(Entrent Virgilie, Volumnie, Valérie, le jeune Marcius, avec un cortége de dames romaines, toutes en robe de deuil.)

CORIOLAN, de loin, les voyant avancer.—Ah! c'est ma femme qui marche à leur tête; puis la vénérable mère dont le sein m'a porté, tenant par la main l'enfant de son fils.—Mais, loin de moi, tendresse! Que tous les liens, tous les droits de la nature s'anéantissent! Que ma seule vertu soit d'être inflexible! Que m'importent cette humble attitude, ou ces yeux de colombe qui rendraient les dieux parjures? Je m'attendris, et je ne suis pas formé d'une argile plus dure que les autres hommes. Ma mère fléchissant le genou devant moi! C'est comme si le mont Olympe s'humiliait devant une taupinière. Et mon jeune enfant, dont le visage semble me supplier; et la nature qui me crie: «Ne refuse pas!» Que les Volsques promènent la charrue et la herse sur les ruines de Rome et de l'Italie entière, je ne serai point assez stupide pour obéir à un aveugle instinct. Je veux rester insensible, comme si l'homme était le seul auteur de son existence, et qu'il ne connût point de parents.

VIRGILIE.—Mon maître et mon époux!

CORIOLAN.—Je ne vous vois plus avec les mêmes yeux qu'à Rome.

VIRGILIE.—La douleur, qui nous offre à vous si changées, vous le fait croire.

CORIOLAN.—Comme un acteur imbécile, j'ai déjà oublié mon rôle; je reste court, et suis tout prêt d'essuyer un affront complet.—O toi, la plus chère partie de moi-même, pardonne à ma tyrannie; mais ne me dis jamais: Pardonne aux Romains.—Oh! donne-moi un baiser qui dure autant que mon exil, qui soit aussi doux que me l'est la vengeance.—Par la reine jalouse des cieux, le baiser, ma bien-aimée, que tu me donnas en partant de Rome, mes lèvres fidèles l'ont toujours depuis conservé pur et vierge.—O dieux! je me répands en vaines paroles, et je laisse la plus respectable mère de l'univers, sans l'avoir encore saluée.—Tombe à genoux, Coriolan, et montre ici un sentiment de respect plus profond que les enfants vulgaires. (Il se met à genoux.)

VOLUMNIE.—O lève-toi, mon fils, et sois béni des dieux! c'est moi qui tombe à genoux devant toi sans autre coussin que ces cailloux, et qui te montre un respect déplacé entre une mère et son enfant. (Elle s'agenouille.)

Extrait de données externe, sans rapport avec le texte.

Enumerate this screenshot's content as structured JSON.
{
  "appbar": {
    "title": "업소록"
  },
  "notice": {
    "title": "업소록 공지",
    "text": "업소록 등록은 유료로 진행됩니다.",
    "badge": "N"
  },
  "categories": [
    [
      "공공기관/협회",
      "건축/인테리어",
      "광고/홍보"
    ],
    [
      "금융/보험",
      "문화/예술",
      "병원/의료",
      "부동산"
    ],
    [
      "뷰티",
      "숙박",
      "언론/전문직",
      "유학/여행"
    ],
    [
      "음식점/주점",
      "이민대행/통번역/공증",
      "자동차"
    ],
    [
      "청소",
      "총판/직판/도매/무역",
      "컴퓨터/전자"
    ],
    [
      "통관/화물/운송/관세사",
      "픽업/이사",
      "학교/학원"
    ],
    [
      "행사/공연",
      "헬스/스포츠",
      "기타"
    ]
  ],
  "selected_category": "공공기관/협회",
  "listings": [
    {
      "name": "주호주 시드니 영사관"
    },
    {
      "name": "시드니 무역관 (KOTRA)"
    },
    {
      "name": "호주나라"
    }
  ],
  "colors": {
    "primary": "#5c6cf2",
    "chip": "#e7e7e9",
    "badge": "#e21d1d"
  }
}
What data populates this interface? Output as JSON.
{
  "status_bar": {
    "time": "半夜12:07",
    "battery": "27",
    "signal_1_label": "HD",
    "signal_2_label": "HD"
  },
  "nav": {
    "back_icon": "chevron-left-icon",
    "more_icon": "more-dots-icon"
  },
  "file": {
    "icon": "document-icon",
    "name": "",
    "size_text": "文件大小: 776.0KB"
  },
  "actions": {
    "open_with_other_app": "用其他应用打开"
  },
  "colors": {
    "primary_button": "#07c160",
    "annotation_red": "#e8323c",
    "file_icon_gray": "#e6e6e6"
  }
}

CORIOLAN.—Que faites-vous? Vous, à genoux devant moi! devant le fils dont vous avez châtié l'enfance! Alors que les cailloux du rivage stérile attaquent les étoiles; que les vents mutinés arrachent les cèdres orgueilleux et les lancent contre l'orbe de feu du soleil: c'est supprimer l'impossible que de faire naturellement ce qui ne peut pas être.

VOLUMNIE.—Tu es mon guerrier; j'ai contribué à te former à la guerre.—Connais-tu cette femme?

CORIOLAN.—Oui, la noble soeur de Publicola; l'astre le plus doux de Rome, chaste comme la neige la plus pure que l'hiver suspende au temple de Diane: chère Valérie.